The difference between looking at a naturally formed tree and a topped tree is like the difference between looking at classic architecture and a pile of construction rubble. Trees generally add to property value, up to about twenty percent. But a tree that is disfigured from topping can actually decrease property value, and possibly the value of neighboring properties as well.

If a short tree is desired, a short species must be planted. However, there is an acceptable practice called crown reduction pruning which can reduce the height of most trees in a way that does not harm them. Crown reduction takes a lot more skill than topping, and can reduce a tree’s height by a maximum of about twenty five percent. Of course, the tree will eventually grow back to original height, but it will not be the hulking wretch that topping would produce. Crown reduction works best on deciduous trees.

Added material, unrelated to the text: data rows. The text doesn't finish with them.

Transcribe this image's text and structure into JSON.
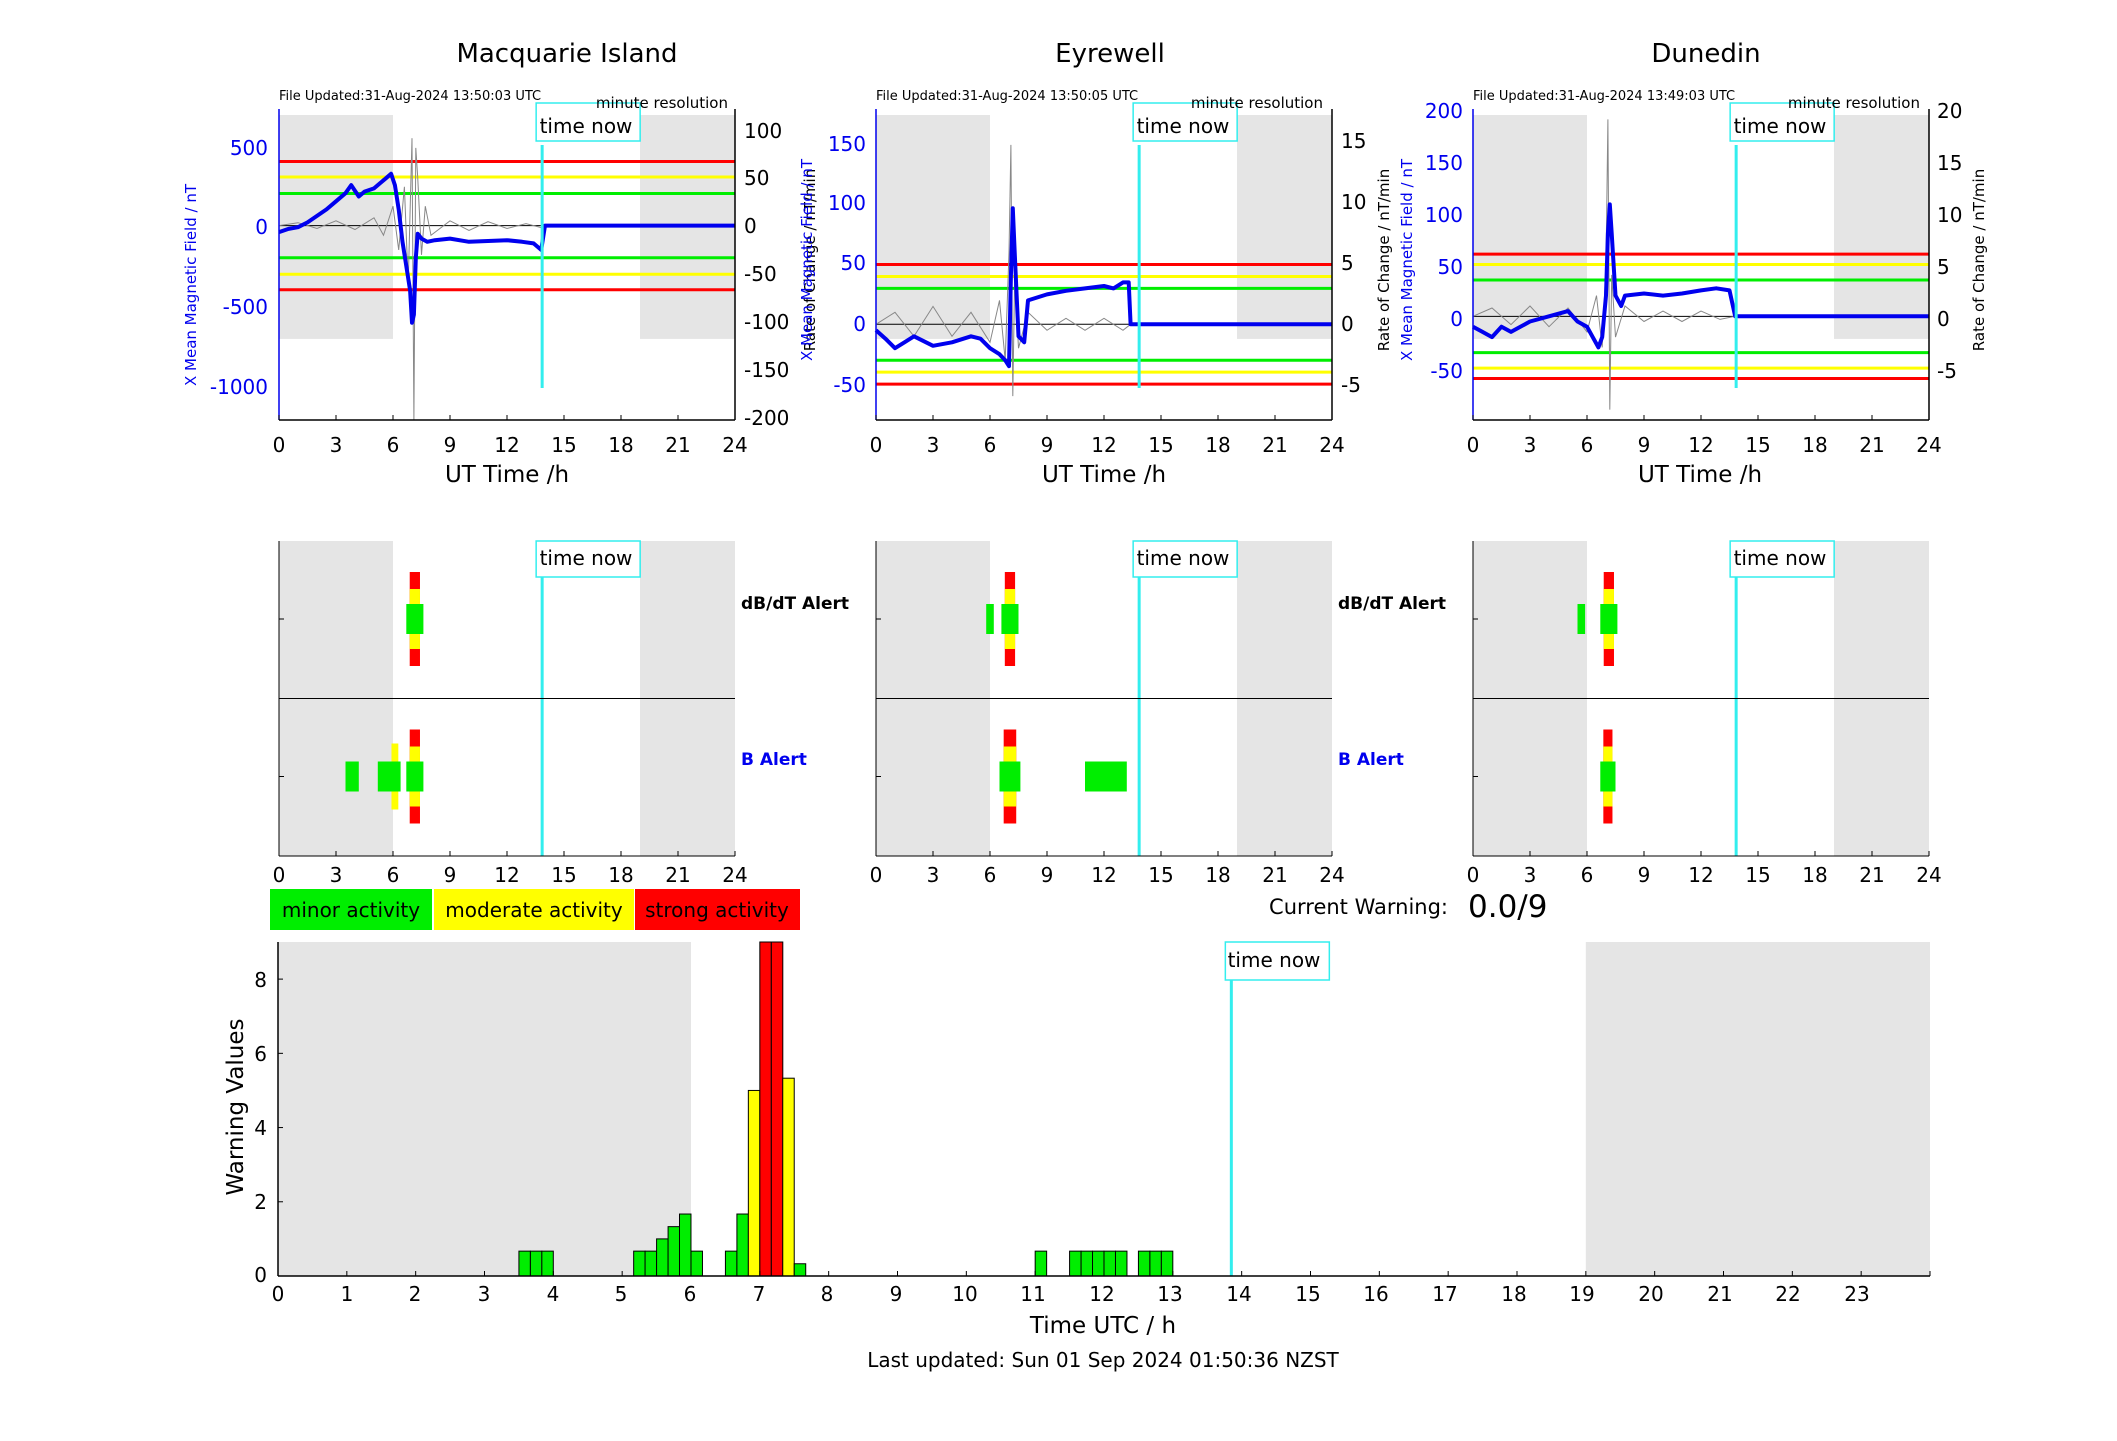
{
  "colors": {
    "minor": "#00ee00",
    "moderate": "#ffff00",
    "strong": "#ff0000",
    "field": "#0000ee",
    "timeNow": "#33eeee",
    "night": "#e5e5e5"
  },
  "stations": [
    {
      "name": "Macquarie Island",
      "file_updated": "File Updated:31-Aug-2024 13:50:03 UTC",
      "resolution": "minute resolution",
      "left_ylabel": "X Mean Magnetic Field / nT",
      "right_ylabel": "Rate of Change / nT/min",
      "xlabel": "UT Time /h",
      "time_now_label": "time now",
      "left_ticks": [
        "500",
        "0",
        "-500",
        "-1000"
      ],
      "right_ticks": [
        "100",
        "50",
        "0",
        "-50",
        "-100",
        "-150",
        "-200"
      ],
      "x_ticks": [
        "0",
        "3",
        "6",
        "9",
        "12",
        "15",
        "18",
        "21",
        "24"
      ]
    },
    {
      "name": "Eyrewell",
      "file_updated": "File Updated:31-Aug-2024 13:50:05 UTC",
      "resolution": "minute resolution",
      "left_ylabel": "X Mean Magnetic Field / nT",
      "right_ylabel": "Rate of Change / nT/min",
      "xlabel": "UT Time /h",
      "time_now_label": "time now",
      "left_ticks": [
        "150",
        "100",
        "50",
        "0",
        "-50"
      ],
      "right_ticks": [
        "15",
        "10",
        "5",
        "0",
        "-5"
      ],
      "x_ticks": [
        "0",
        "3",
        "6",
        "9",
        "12",
        "15",
        "18",
        "21",
        "24"
      ]
    },
    {
      "name": "Dunedin",
      "file_updated": "File Updated:31-Aug-2024 13:49:03 UTC",
      "resolution": "minute resolution",
      "left_ylabel": "X Mean Magnetic Field / nT",
      "right_ylabel": "Rate of Change / nT/min",
      "xlabel": "UT Time /h",
      "time_now_label": "time now",
      "left_ticks": [
        "200",
        "150",
        "100",
        "50",
        "0",
        "-50"
      ],
      "right_ticks": [
        "20",
        "15",
        "10",
        "5",
        "0",
        "-5"
      ],
      "x_ticks": [
        "0",
        "3",
        "6",
        "9",
        "12",
        "15",
        "18",
        "21",
        "24"
      ]
    }
  ],
  "alerts": {
    "dbdt_label": "dB/dT Alert",
    "b_label": "B Alert",
    "time_now_label": "time now",
    "x_ticks": [
      "0",
      "3",
      "6",
      "9",
      "12",
      "15",
      "18",
      "21",
      "24"
    ]
  },
  "legend": {
    "minor": "minor activity",
    "moderate": "moderate activity",
    "strong": "strong activity"
  },
  "current_warning": {
    "label": "Current Warning:",
    "value": "0.0/9"
  },
  "footer": "Last updated: Sun 01 Sep 2024 01:50:36 NZST",
  "chart_data": [
    {
      "type": "line",
      "title": "Macquarie Island",
      "xlabel": "UT Time /h",
      "ylabel": "X Mean Magnetic Field / nT",
      "ylabel_right": "Rate of Change / nT/min",
      "xlim": [
        0,
        24
      ],
      "ylim": [
        -1200,
        720
      ],
      "ylim_right": [
        -200,
        120
      ],
      "night_hours": [
        [
          0,
          6
        ],
        [
          19,
          24
        ]
      ],
      "time_now": 13.85,
      "thresholds_right": {
        "minor": 33,
        "moderate": 50,
        "strong": 66
      },
      "series": [
        {
          "kind": "field",
          "x": [
            0,
            0.5,
            1,
            1.5,
            2,
            2.5,
            3,
            3.5,
            3.8,
            4.2,
            4.5,
            5,
            5.3,
            5.6,
            5.9,
            6.1,
            6.3,
            6.5,
            6.7,
            6.9,
            7.0,
            7.1,
            7.2,
            7.3,
            7.5,
            7.8,
            8.2,
            9,
            10,
            11,
            12,
            12.8,
            13.4,
            13.8,
            14,
            24
          ],
          "y": [
            -40,
            -20,
            -10,
            20,
            60,
            100,
            150,
            200,
            250,
            180,
            210,
            230,
            260,
            290,
            320,
            250,
            100,
            -100,
            -250,
            -400,
            -600,
            -550,
            -200,
            -50,
            -80,
            -100,
            -90,
            -80,
            -100,
            -95,
            -90,
            -100,
            -110,
            -150,
            0,
            0
          ]
        },
        {
          "kind": "rate",
          "x": [
            0,
            1,
            2,
            3,
            4,
            5,
            5.5,
            6,
            6.3,
            6.6,
            6.8,
            7.0,
            7.1,
            7.2,
            7.3,
            7.5,
            7.7,
            8,
            9,
            10,
            11,
            12,
            13,
            13.8,
            14,
            24
          ],
          "y": [
            0,
            3,
            -3,
            5,
            -4,
            8,
            -10,
            20,
            -25,
            40,
            -60,
            90,
            -200,
            80,
            50,
            -30,
            20,
            -10,
            5,
            -5,
            4,
            -3,
            2,
            -2,
            0,
            0
          ]
        }
      ]
    },
    {
      "type": "line",
      "title": "Eyrewell",
      "xlabel": "UT Time /h",
      "ylabel": "X Mean Magnetic Field / nT",
      "ylabel_right": "Rate of Change / nT/min",
      "xlim": [
        0,
        24
      ],
      "ylim": [
        -80,
        180
      ],
      "ylim_right": [
        -8,
        18
      ],
      "night_hours": [
        [
          0,
          6
        ],
        [
          19,
          24
        ]
      ],
      "time_now": 13.85,
      "thresholds_right": {
        "minor": 3,
        "moderate": 4,
        "strong": 5
      },
      "series": [
        {
          "kind": "field",
          "x": [
            0,
            0.5,
            1,
            1.5,
            2,
            3,
            4,
            5,
            5.5,
            6,
            6.5,
            6.8,
            7.0,
            7.1,
            7.2,
            7.3,
            7.5,
            7.8,
            8,
            9,
            10,
            11,
            12,
            12.5,
            13,
            13.3,
            13.4,
            24
          ],
          "y": [
            -5,
            -12,
            -20,
            -15,
            -10,
            -18,
            -15,
            -10,
            -12,
            -20,
            -25,
            -30,
            -35,
            40,
            97,
            60,
            -10,
            -15,
            20,
            25,
            28,
            30,
            32,
            30,
            35,
            35,
            0,
            0
          ]
        },
        {
          "kind": "rate",
          "x": [
            0,
            1,
            2,
            3,
            4,
            5,
            6,
            6.5,
            6.8,
            7.0,
            7.1,
            7.2,
            7.3,
            7.5,
            8,
            9,
            10,
            11,
            12,
            13,
            13.4,
            24
          ],
          "y": [
            0,
            1,
            -1,
            1.5,
            -1,
            1,
            -1.5,
            2,
            -3,
            6,
            15,
            -6,
            4,
            -2,
            1,
            -0.5,
            0.5,
            -0.5,
            0.5,
            -0.5,
            0,
            0
          ]
        }
      ]
    },
    {
      "type": "line",
      "title": "Dunedin",
      "xlabel": "UT Time /h",
      "ylabel": "X Mean Magnetic Field / nT",
      "ylabel_right": "Rate of Change / nT/min",
      "xlim": [
        0,
        24
      ],
      "ylim": [
        -100,
        200
      ],
      "ylim_right": [
        -10,
        20
      ],
      "night_hours": [
        [
          0,
          6
        ],
        [
          19,
          24
        ]
      ],
      "time_now": 13.85,
      "thresholds_right": {
        "minor": 3.5,
        "moderate": 5,
        "strong": 6
      },
      "series": [
        {
          "kind": "field",
          "x": [
            0,
            0.5,
            1,
            1.5,
            2,
            3,
            4,
            5,
            5.5,
            6,
            6.3,
            6.6,
            6.8,
            7.0,
            7.1,
            7.2,
            7.3,
            7.5,
            7.8,
            8,
            9,
            10,
            11,
            12,
            12.8,
            13.5,
            13.8,
            24
          ],
          "y": [
            -10,
            -15,
            -20,
            -10,
            -15,
            -5,
            0,
            5,
            -5,
            -10,
            -20,
            -30,
            -20,
            20,
            80,
            108,
            80,
            20,
            10,
            20,
            22,
            20,
            22,
            25,
            27,
            25,
            0,
            0
          ]
        },
        {
          "kind": "rate",
          "x": [
            0,
            1,
            2,
            3,
            4,
            5,
            6,
            6.5,
            6.8,
            7.0,
            7.1,
            7.2,
            7.3,
            7.5,
            8,
            9,
            10,
            11,
            12,
            13,
            13.8,
            24
          ],
          "y": [
            0,
            0.8,
            -0.8,
            1,
            -1,
            0.8,
            -1.5,
            2,
            -3,
            5,
            19,
            -9,
            4,
            -2,
            1,
            -0.5,
            0.5,
            -0.5,
            0.5,
            -0.3,
            0,
            0
          ]
        }
      ]
    },
    {
      "type": "bar",
      "title": "",
      "xlabel": "Time UTC / h",
      "ylabel": "Warning Values",
      "xlim": [
        0,
        24
      ],
      "ylim": [
        0,
        9
      ],
      "night_hours": [
        [
          0,
          6
        ],
        [
          19,
          24
        ]
      ],
      "time_now": 13.85,
      "x": [
        3.5,
        3.667,
        3.833,
        5.167,
        5.333,
        5.5,
        5.667,
        5.833,
        6.0,
        6.5,
        6.667,
        6.833,
        7.0,
        7.167,
        7.333,
        7.5,
        11.0,
        11.5,
        11.667,
        11.833,
        12.0,
        12.167,
        12.5,
        12.667,
        12.833
      ],
      "values": [
        0.67,
        0.67,
        0.67,
        0.67,
        0.67,
        1.0,
        1.33,
        1.67,
        0.67,
        0.67,
        1.67,
        5.0,
        9.0,
        9.0,
        5.33,
        0.33,
        0.67,
        0.67,
        0.67,
        0.67,
        0.67,
        0.67,
        0.67,
        0.67,
        0.67
      ],
      "levels": [
        "minor",
        "minor",
        "minor",
        "minor",
        "minor",
        "minor",
        "minor",
        "minor",
        "minor",
        "minor",
        "minor",
        "moderate",
        "strong",
        "strong",
        "moderate",
        "minor",
        "minor",
        "minor",
        "minor",
        "minor",
        "minor",
        "minor",
        "minor",
        "minor",
        "minor"
      ],
      "x_ticks": [
        "0",
        "1",
        "2",
        "3",
        "4",
        "5",
        "6",
        "7",
        "8",
        "9",
        "10",
        "11",
        "12",
        "13",
        "14",
        "15",
        "16",
        "17",
        "18",
        "19",
        "20",
        "21",
        "22",
        "23"
      ],
      "y_ticks": [
        "0",
        "2",
        "4",
        "6",
        "8"
      ]
    }
  ],
  "alert_data": [
    {
      "dbdt": [
        {
          "start": 6.7,
          "end": 7.6,
          "level": "strong"
        }
      ],
      "b": [
        {
          "start": 3.5,
          "end": 4.2,
          "level": "minor"
        },
        {
          "start": 5.2,
          "end": 6.4,
          "level": "moderate"
        },
        {
          "start": 6.7,
          "end": 7.6,
          "level": "strong"
        }
      ]
    },
    {
      "dbdt": [
        {
          "start": 5.8,
          "end": 6.2,
          "level": "minor"
        },
        {
          "start": 6.6,
          "end": 7.5,
          "level": "strong"
        }
      ],
      "b": [
        {
          "start": 6.5,
          "end": 7.6,
          "level": "strong"
        },
        {
          "start": 11.0,
          "end": 13.2,
          "level": "minor"
        }
      ]
    },
    {
      "dbdt": [
        {
          "start": 5.5,
          "end": 5.9,
          "level": "minor"
        },
        {
          "start": 6.7,
          "end": 7.6,
          "level": "strong"
        }
      ],
      "b": [
        {
          "start": 6.7,
          "end": 7.5,
          "level": "strong"
        }
      ]
    }
  ]
}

To address concerns about a tall tree blowing over, there is a practice which can lessen that risk. Crown thinning is the selective pruning of branches throughout the canopy to reduce wind resistance. Again, this takes more skill and judgment than topping. A tree company that tops trees probably lacks the expertise to perform the correct procedures, and should be avoided. In fact, the International Society of Arboriculture (ISA), a research and education association of tree care professionals, advises the public that a tree company which advertises topping should NOT be hired, for any work, period.

Tree topping is probably the best way to turn a normally docile, peace- loving tree into a snarling killer, or at the very least a snarling unsightly nuisance and potential legal liability.